Crônica semanal de Luis Fernando Veríssimo


O Chico Caruso — cartunista, chargista, cantor e cômico — conta a anedota com perfeito sotaque alemão. Numa cervejaria lotada da Munique atual as pessoas vão pouco a pouco se dando conta da presença de uma figura conhecida entre eles. Será mesmo quem estão pensando? Não pode ser. Mas é: Adolf Hitler está ali! Começa, a princípio baixinho, mas depois aumentando de volume, um coro: “Volta, volta...”

Hitler resiste, mas, finalmente, o clamor se torna irresistível. Ele, então, se ergue, pede silêncio, e declara:
— Está bem, eu volto. Mas desta vez não vou ser bonzinho não!
Uma versão ampliada da anedota deu num romance chamado “Ele está de volta’’, do filho de mãe alemã e pai húngaro Timur Vermes, que fez sensação na Alemanha e está fazendo o mesmo no resto do mundo. Já existe uma tradução em português.
No romance, narrado na primeira pessoa, Hitler inexplicavelmente volta à vida — nem ele sabe explicar como — e encontra uma Alemanha em plena crise moral, com uma juventude imbecilizada pela televisão, YouTube, reality shows e similares, invadida por raças escuras que no seu tempo eram caçadas como inferiores — e governada por uma mulher! Hitler tem uma solução radical para todos os problemas da Alemanha e o romance acaba com ele sendo cortejado por vários partidos para voltar à política.
Timur Vermes escreveu uma sátira histórica (a ascensão do nazismo e os anos de vigência do Terceiro Reich são recontados do ponto de vista do ex-führer redivivo) e política, mas ela também pode ser lida como nostalgia disfarçada.
Na França, faz sucesso parecido com o do livro do Vermes um filme intitulado “O que foi que fizemos ao bom Deus?”, sobre a família de um católico conservador cujas quatro filhas se casam, respectivamente, com um judeu, um muçulmano, um asiático e um negro, para desespero dos pais. No fim, tudo acaba bem e o filme é uma cálida lição de tolerância — ou não é.

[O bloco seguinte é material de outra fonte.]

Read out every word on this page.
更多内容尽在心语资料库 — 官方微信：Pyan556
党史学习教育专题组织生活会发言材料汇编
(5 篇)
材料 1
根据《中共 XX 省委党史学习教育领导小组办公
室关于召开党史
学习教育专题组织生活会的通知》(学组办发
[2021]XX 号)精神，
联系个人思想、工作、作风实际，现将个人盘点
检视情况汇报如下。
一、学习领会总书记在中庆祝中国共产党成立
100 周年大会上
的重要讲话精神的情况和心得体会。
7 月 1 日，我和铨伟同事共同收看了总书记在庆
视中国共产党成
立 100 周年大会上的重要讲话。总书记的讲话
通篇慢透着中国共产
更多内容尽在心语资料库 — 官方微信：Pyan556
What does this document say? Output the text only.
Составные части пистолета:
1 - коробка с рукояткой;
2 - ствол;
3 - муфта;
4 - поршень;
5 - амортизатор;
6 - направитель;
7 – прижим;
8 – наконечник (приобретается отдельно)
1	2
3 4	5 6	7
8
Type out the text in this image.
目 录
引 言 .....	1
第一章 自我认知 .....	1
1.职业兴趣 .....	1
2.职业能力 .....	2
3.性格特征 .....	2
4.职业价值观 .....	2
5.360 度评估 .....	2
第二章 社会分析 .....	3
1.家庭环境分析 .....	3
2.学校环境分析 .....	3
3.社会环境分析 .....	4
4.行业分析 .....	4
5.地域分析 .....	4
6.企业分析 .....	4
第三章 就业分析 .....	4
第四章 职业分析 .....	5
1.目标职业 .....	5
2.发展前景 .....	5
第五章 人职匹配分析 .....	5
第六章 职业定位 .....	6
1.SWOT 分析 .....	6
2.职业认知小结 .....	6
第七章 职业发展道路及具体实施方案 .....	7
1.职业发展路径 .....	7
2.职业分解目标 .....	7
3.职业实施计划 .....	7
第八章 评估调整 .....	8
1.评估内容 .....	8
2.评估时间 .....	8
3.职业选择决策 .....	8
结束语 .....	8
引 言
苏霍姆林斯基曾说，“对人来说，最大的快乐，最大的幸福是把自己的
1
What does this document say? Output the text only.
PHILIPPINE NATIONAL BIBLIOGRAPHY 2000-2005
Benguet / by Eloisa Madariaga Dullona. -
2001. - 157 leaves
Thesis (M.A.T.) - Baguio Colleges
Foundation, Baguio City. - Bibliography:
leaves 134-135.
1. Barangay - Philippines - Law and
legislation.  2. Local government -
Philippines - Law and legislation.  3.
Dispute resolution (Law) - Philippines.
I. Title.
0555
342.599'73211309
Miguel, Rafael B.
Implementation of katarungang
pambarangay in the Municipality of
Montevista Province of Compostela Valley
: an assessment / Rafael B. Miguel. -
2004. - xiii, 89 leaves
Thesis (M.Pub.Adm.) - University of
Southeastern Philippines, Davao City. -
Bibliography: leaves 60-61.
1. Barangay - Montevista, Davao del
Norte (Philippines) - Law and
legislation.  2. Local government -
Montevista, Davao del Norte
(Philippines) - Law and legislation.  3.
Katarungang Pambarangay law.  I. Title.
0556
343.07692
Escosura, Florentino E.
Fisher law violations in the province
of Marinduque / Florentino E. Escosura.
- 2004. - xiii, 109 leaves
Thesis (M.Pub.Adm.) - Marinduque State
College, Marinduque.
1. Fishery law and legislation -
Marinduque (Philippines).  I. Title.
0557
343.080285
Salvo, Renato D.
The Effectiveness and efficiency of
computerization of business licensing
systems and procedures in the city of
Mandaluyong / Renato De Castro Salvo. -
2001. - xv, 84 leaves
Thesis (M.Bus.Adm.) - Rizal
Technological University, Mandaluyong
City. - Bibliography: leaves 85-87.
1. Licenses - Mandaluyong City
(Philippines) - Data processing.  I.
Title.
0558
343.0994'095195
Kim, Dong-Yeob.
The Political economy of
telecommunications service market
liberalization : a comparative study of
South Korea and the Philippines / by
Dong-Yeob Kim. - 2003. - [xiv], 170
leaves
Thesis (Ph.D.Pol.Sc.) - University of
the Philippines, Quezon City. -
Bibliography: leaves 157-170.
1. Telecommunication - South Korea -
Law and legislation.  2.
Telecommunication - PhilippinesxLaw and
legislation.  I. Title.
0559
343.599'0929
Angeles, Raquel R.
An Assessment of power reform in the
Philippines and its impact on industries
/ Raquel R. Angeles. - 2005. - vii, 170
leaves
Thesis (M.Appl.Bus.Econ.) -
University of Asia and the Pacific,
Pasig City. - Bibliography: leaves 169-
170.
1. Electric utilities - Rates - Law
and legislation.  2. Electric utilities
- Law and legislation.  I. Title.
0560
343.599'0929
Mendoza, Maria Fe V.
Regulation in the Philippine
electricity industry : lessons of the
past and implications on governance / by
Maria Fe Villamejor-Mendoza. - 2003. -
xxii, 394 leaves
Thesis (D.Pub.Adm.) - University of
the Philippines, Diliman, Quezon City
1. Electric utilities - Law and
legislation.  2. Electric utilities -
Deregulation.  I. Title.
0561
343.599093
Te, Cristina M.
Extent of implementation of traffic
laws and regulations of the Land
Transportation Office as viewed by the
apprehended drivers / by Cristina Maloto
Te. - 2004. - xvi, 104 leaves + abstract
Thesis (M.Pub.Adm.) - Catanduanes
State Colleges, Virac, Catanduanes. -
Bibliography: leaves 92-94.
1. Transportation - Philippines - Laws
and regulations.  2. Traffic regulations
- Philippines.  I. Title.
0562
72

Há quem o veja como um alerta contra o multiculturalismo e a miscigenação. Tudo depende da identidade ideológica de quem o vê. O crítico do “Le Monde’’ disse que o filme parece feito de encomenda para a Frente Nacional, xenófoba e reacionária. Já o crítico do direitista “Le Figaro” adorou.
O livro “Ele está de volta’’ termina com a criação de um slogan para Hitler usar na sua campanha eleitoral. O slogan é “Não foi tudo ruim’’.